McCarthy: when the press failed; Joe McCarthy and the Press, by Edwin R. Bayley. Madison, Wis.: The University of Wisconsin Press. 270 pp. $16.50.

''I have here in my hand,'' intoned Sen. Joseph R. McCarthy (R) of Wisconsin on Feb. 9, 1950, in Wheeling, W. Va., ''a list of 205 that were known to the secretary of state as being members of the Communist Party and who nevertheless are still working and shaping the policy of the State Department.''

That was nonsense, of course; McCarthy later identified the flourished paper as ''an old laundry list'' and labeled this speech ''just a political talk.'' But by then this ''mischievous child,'' as one reporter described him, had launched a juggernaut of fear that lingered long after McCarthy himself was out of the limelight.

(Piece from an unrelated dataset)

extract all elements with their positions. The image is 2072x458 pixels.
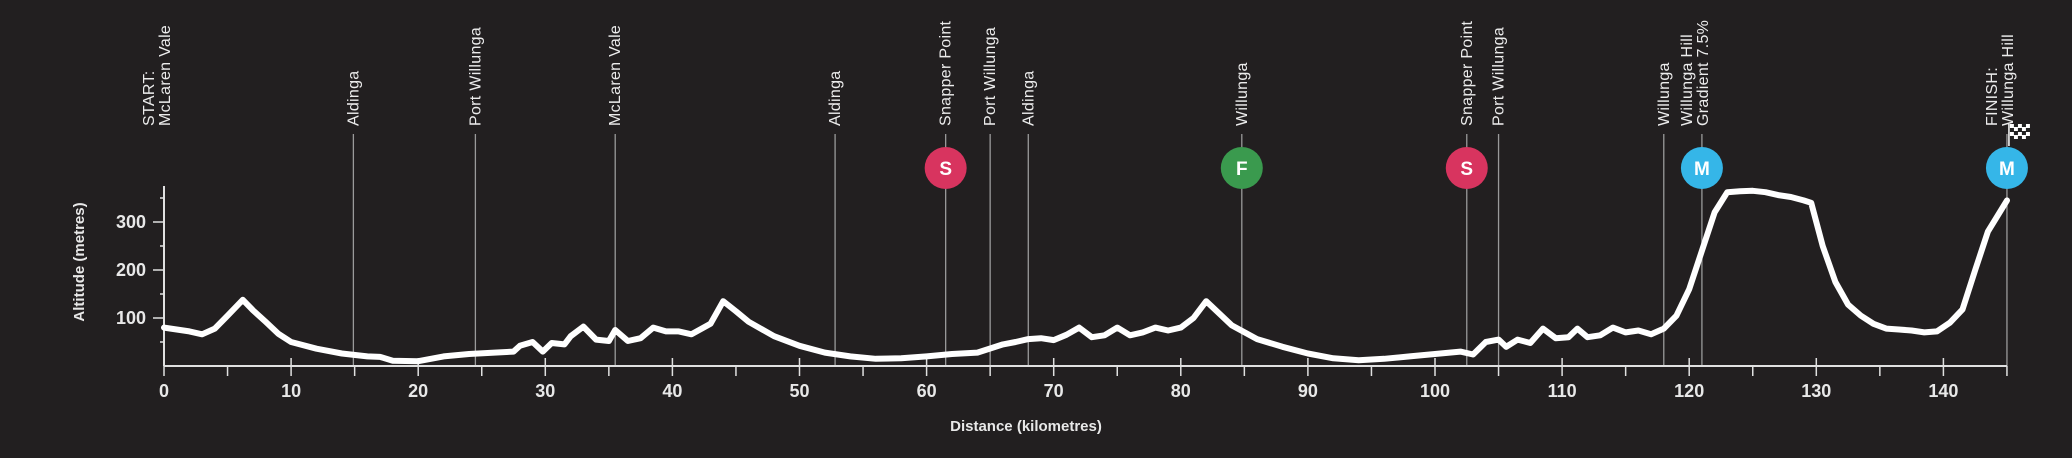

''Because McCarthy was a true innovator, because he lied with unprecedented boldness,'' wrote Richard Rovere in ''Senator Joe McCarthy'' (1959), ''. . . even those newspapers that were willing to expose him found that they lacked the technical resources.'' Might a more alert, flexible, and courageous press have curtailed McCarthyism's rampage? In ''Joe McCarthy and the Press,'' Edwin R. Bayley, with palpable regret, concludes ''yes.''

Bayley, a Wisconsin political reporter during McCarthy's heyday, and now dean of the graduate school of journalism at the University of California in Berkeley , pinpoints the month after the Wheeling speech as the time when crucial first impressions of McCarthy as a dragonslayer were formed. Scrutinizing initial coverage in 129 newspapers, Bayley found that careless headline writers made McCarthy's allegations seem confirmed; editors clinging to narrow definitions of ''objectivity'' provided little background or analysis; wire services, the sources of about 85 percent of the period's news, buried important rebuttals and trumpeted specious accusations, all for the sake of ''fresh leads.''

Thus, even after newspapers adapted their methods to McCarthy's, readers wouldn't believe that he hadn't uncovered one bona fide Communist in government, couldn't be made to care about his character, or lack of it. ''It is a tribute to the intelligence of US citizens that so many saw through this confusion to the truth of the McCarthy affair,'' comments Bayley, ''but it is no wonder that so many did not.''

Television ultimately toppled McCarthy. As James Reston wrote in 1954, ''One cannot remain indifferent to Joe McCarthy in one's living room. . . . The country did not know him before, despite all the headlines. Now it has seen him.''

Bayley reserves his admiration for the newspapers, great and small, which endeavored to explore McCarthyism rather than merely publicize it. He praises the Washington Post, Washington Star, St. Louis Post-Dispatch, Berkshire Eagle (Pittsfield, Mass.), Capitol Times (Madison, Wis.), and Milwaukee Journal for the guidance they offered readers. He commends the Baltimore Sun, New York Times , The Christian Science Monitor, Lowell (Mass.) Sun, and Racine (Wis.) Journal-Times for the volume of McCarthy news they carried. And he cites syndicated columnists Drew Pearson, Marquis Childs, Peter Edson, and Joseph and Stewart Alsop, as well as cartoonist Herblock, for risking their contracts to denounce McCarthy.

''History has given them too little credit,'' Bayley remarks of these and others on journalism's honor roll. This book, meticulously researched yet still passionate, will surely set the record straight.